2. Utilize multiple delivery methods and content formats. Employers need to reach employees with varied learning styles and work environments. Communication methods to reach an employee on a factory floor versus a remote worker should vary substantially. For example, communications at the workplace such as posters, flyers, and group meetings (live or virtual) coupled with hard copy or electronic communications sent to the home are good options for employees regularly entering a “brick and mortar” workplace. Meanwhile, electronic communications, on-demand videos, and educational websites can be effective for someone working remotely with access to email and the company’s intranet throughout the day. Regardless of workplace environmental considerations, using a wide array of communication mediums and messages is always a good idea, as employees have varied learning styles.
3. Develop an evergreen communication plan. Current events and trends are excellent opportunities to educate employees about how their benefits can help them address challenges (e.g., COVID, elder care, inflation, identity theft, reproductive health, student loan forgiveness/resumption).
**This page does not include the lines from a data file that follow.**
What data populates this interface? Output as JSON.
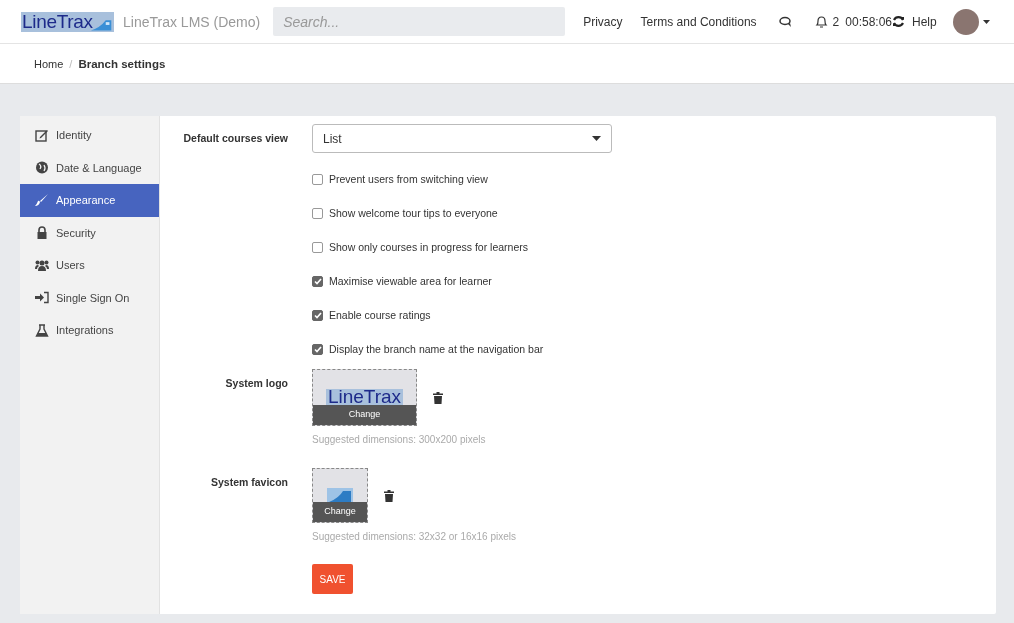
{
  "header": {
    "logo": "LineTrax",
    "site_name": "LineTrax LMS (Demo)",
    "search": {
      "placeholder": "Search..."
    },
    "links": [
      "Privacy",
      "Terms and Conditions"
    ],
    "notification_count": "2",
    "timer": "00:58:06",
    "help": "Help"
  },
  "breadcrumb": [
    "Home",
    "/",
    "Branch settings"
  ],
  "sidebar": {
    "items": [
      {
        "label": "Identity",
        "selected": false
      },
      {
        "label": "Date & Language",
        "selected": false
      },
      {
        "label": "Appearance",
        "selected": true
      },
      {
        "label": "Security",
        "selected": false
      },
      {
        "label": "Users",
        "selected": false
      },
      {
        "label": "Single Sign On",
        "selected": false
      },
      {
        "label": "Integrations",
        "selected": false
      }
    ]
  },
  "form": {
    "default_view": {
      "label": "Default courses view",
      "value": "List"
    },
    "options": [
      {
        "label": "Prevent users from switching view",
        "checked": false
      },
      {
        "label": "Show welcome tour tips to everyone",
        "checked": false
      },
      {
        "label": "Show only courses in progress for learners",
        "checked": false
      },
      {
        "label": "Maximise viewable area for learner",
        "checked": true
      },
      {
        "label": "Enable course ratings",
        "checked": true
      },
      {
        "label": "Display the branch name at the navigation bar",
        "checked": true
      }
    ],
    "uploads": [
      {
        "kind": "logo",
        "label": "System logo",
        "logo_text": "LineTrax",
        "button": "Change",
        "hint": "Suggested dimensions: 300x200 pixels"
      },
      {
        "kind": "favicon",
        "label": "System favicon",
        "button": "Change",
        "hint": "Suggested dimensions: 32x32 or 16x16 pixels"
      }
    ],
    "save": "SAVE"
  }
}
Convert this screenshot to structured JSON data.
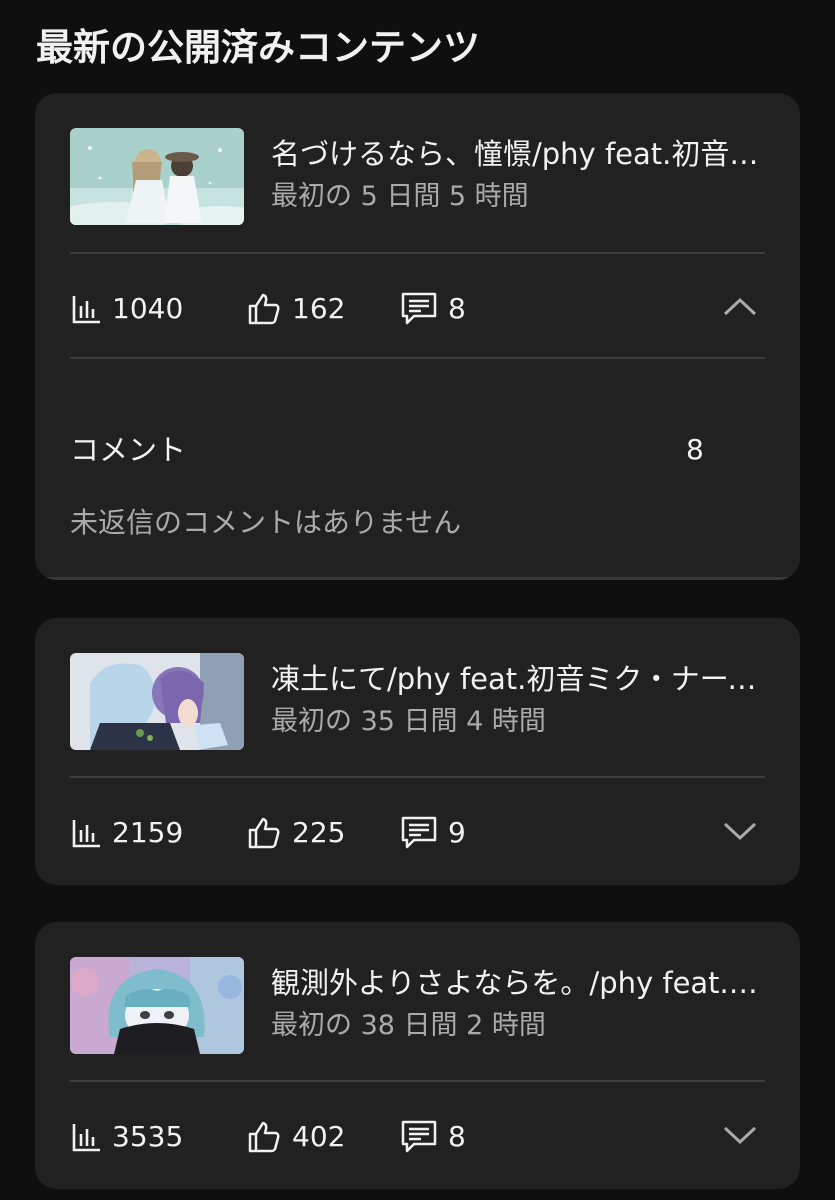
{
  "section": {
    "title": "最新の公開済みコンテンツ"
  },
  "cards": [
    {
      "title": "名づけるなら、憧憬/phy feat.初音ミク",
      "subtitle": "最初の 5 日間 5 時間",
      "views": "1040",
      "likes": "162",
      "comments": "8",
      "expanded": true,
      "detail": {
        "comment_label": "コメント",
        "comment_count": "8",
        "no_reply_text": "未返信のコメントはありません"
      }
    },
    {
      "title": "凍土にて/phy feat.初音ミク・ナースロボ＿タイプＴ",
      "subtitle": "最初の 35 日間 4 時間",
      "views": "2159",
      "likes": "225",
      "comments": "9",
      "expanded": false
    },
    {
      "title": "観測外よりさよならを。/phy feat.初音ミク",
      "subtitle": "最初の 38 日間 2 時間",
      "views": "3535",
      "likes": "402",
      "comments": "8",
      "expanded": false
    }
  ],
  "colors": {
    "background": "#0f0f0f",
    "card": "#212121",
    "primary_text": "#f1f1f1",
    "secondary_text": "#aaaaaa",
    "divider": "#3d3d3d"
  },
  "icons": {
    "views": "analytics-bars-icon",
    "likes": "thumbs-up-icon",
    "comments": "comment-bubble-icon",
    "expanded": "chevron-up-icon",
    "collapsed": "chevron-down-icon"
  }
}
It can also be impactful to target messaging differently for generational cohorts based on which issues are likely most relevant to them. They have different personal challenges, incentives for working, and view benefits differently.
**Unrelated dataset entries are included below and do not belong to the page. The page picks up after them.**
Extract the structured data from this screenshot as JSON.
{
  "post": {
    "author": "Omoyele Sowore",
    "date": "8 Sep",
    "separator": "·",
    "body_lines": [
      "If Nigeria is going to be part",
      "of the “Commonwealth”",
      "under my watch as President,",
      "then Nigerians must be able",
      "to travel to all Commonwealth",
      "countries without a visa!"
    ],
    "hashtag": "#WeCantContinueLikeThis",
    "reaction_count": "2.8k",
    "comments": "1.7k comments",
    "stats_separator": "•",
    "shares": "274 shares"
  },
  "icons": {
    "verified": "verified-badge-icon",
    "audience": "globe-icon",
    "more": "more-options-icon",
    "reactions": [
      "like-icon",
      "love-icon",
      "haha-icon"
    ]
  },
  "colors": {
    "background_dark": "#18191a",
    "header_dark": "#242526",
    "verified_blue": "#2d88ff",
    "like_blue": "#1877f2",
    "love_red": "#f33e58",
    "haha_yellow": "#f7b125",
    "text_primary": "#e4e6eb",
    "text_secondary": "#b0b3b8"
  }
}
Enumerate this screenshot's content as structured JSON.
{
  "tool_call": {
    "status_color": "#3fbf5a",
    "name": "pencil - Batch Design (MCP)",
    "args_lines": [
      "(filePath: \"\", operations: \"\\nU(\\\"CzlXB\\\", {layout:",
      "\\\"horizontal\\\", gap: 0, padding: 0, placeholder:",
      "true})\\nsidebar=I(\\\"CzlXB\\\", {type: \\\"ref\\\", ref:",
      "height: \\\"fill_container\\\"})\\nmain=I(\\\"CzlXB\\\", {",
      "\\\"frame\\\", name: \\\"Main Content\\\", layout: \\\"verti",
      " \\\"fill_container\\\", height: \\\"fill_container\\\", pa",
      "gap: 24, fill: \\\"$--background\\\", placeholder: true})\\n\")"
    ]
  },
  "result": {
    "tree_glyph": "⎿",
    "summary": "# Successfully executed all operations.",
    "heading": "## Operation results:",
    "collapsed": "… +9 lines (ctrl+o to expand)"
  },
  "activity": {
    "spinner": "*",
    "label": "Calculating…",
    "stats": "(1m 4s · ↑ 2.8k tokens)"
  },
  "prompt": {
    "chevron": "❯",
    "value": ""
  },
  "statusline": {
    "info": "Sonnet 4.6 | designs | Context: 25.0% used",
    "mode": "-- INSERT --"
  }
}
4. Create more benefit champions within your client groups. Many HR and benefits leaders have others within the company who are perceived by employees as reliable resources for information about their benefits package. Sometimes this is someone in the HR or benefits department, but it can also be a site leader, manager, or another person with local influence. Educating these individuals about the benefits being offered can make them effective and positive ambassadors. It’s highly effective to invite these individuals to a brief video orientation on each benefit with the opportunity for Q&A before open enrollment.
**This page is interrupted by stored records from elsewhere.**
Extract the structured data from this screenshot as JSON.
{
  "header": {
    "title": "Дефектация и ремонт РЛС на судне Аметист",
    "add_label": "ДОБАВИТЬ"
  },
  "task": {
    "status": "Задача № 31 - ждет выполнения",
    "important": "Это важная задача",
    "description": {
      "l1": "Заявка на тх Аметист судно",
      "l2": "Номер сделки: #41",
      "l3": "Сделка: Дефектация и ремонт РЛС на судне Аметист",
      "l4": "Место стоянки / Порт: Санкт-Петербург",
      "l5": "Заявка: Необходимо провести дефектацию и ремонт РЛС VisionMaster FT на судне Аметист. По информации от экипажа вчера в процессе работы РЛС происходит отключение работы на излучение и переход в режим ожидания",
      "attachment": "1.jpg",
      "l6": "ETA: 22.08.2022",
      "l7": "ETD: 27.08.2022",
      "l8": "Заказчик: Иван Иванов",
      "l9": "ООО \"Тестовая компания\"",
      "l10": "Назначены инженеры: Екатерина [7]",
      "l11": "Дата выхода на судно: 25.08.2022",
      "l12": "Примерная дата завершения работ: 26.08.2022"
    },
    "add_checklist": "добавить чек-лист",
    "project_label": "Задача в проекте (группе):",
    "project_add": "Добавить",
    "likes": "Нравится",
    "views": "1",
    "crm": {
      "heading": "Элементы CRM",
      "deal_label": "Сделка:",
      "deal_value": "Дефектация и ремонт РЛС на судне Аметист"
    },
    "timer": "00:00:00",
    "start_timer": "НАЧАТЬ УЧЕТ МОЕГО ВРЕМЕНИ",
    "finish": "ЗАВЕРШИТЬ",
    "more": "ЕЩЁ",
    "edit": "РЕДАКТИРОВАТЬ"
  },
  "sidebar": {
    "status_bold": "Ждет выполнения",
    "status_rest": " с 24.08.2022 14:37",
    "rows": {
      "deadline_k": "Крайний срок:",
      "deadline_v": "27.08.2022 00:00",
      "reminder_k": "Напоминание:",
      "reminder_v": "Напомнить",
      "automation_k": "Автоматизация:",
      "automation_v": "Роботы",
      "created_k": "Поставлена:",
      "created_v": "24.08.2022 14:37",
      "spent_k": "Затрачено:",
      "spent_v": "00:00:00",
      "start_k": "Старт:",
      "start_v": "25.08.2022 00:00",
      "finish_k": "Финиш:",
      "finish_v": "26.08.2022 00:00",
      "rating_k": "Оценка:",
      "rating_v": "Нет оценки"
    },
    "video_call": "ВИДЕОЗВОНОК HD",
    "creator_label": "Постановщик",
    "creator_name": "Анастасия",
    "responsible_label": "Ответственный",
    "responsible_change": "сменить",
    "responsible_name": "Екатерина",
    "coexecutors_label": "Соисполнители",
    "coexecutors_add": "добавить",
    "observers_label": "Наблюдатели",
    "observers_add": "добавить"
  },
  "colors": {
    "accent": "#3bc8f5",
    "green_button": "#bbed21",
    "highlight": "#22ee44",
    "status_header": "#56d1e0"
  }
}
5. Provide demos of your client benefit enrollment platform to your vendor partners. When your vendor partners can see firsthand how your client presents and organizes benefit enrollment materials, they can provide a more tailored communication plan that fits the client’s framework. This reduces the amount of work you and your client must do to revise vendors’ “off-the-shelf” brochures and text copy. It will also enable your vendor partner to suggest additional educational content or tools that fit the platform and navigation experience your client’s platform provides. Said another way, there is no substitute for walking briefly in the employee’s shoes.
6. New hire communication. Thoroughly review the process and materials your client uses to facilitate benefit communication and enrollment for new hires. Often the tools and activities used to educate employees during open enrollment aren’t available on demand for new hires. But with a little planning and collaboration with your client and vendor partners an informative suite of educational materials and decision assist tools can be created as a turnkey package for new hires which will improve enrollment results and employee engagement at this formative stage of the relationship.
Additionally, at least once per year, schedule time with your client and vendor partner for a stewardship meeting to review enrollment results, plan utilization, service experience, and to set a communication strategy for the coming year.
Employees who value (and use) their benefits are more likely to be productive and engaged. And that enrollment only happens with good communication and advocacy from you and your clients. When employers embrace and advocate for the benefits they offer, it will yield great enrollment results.
David MacLean is Vice President of Strategic Growth at LegalShield.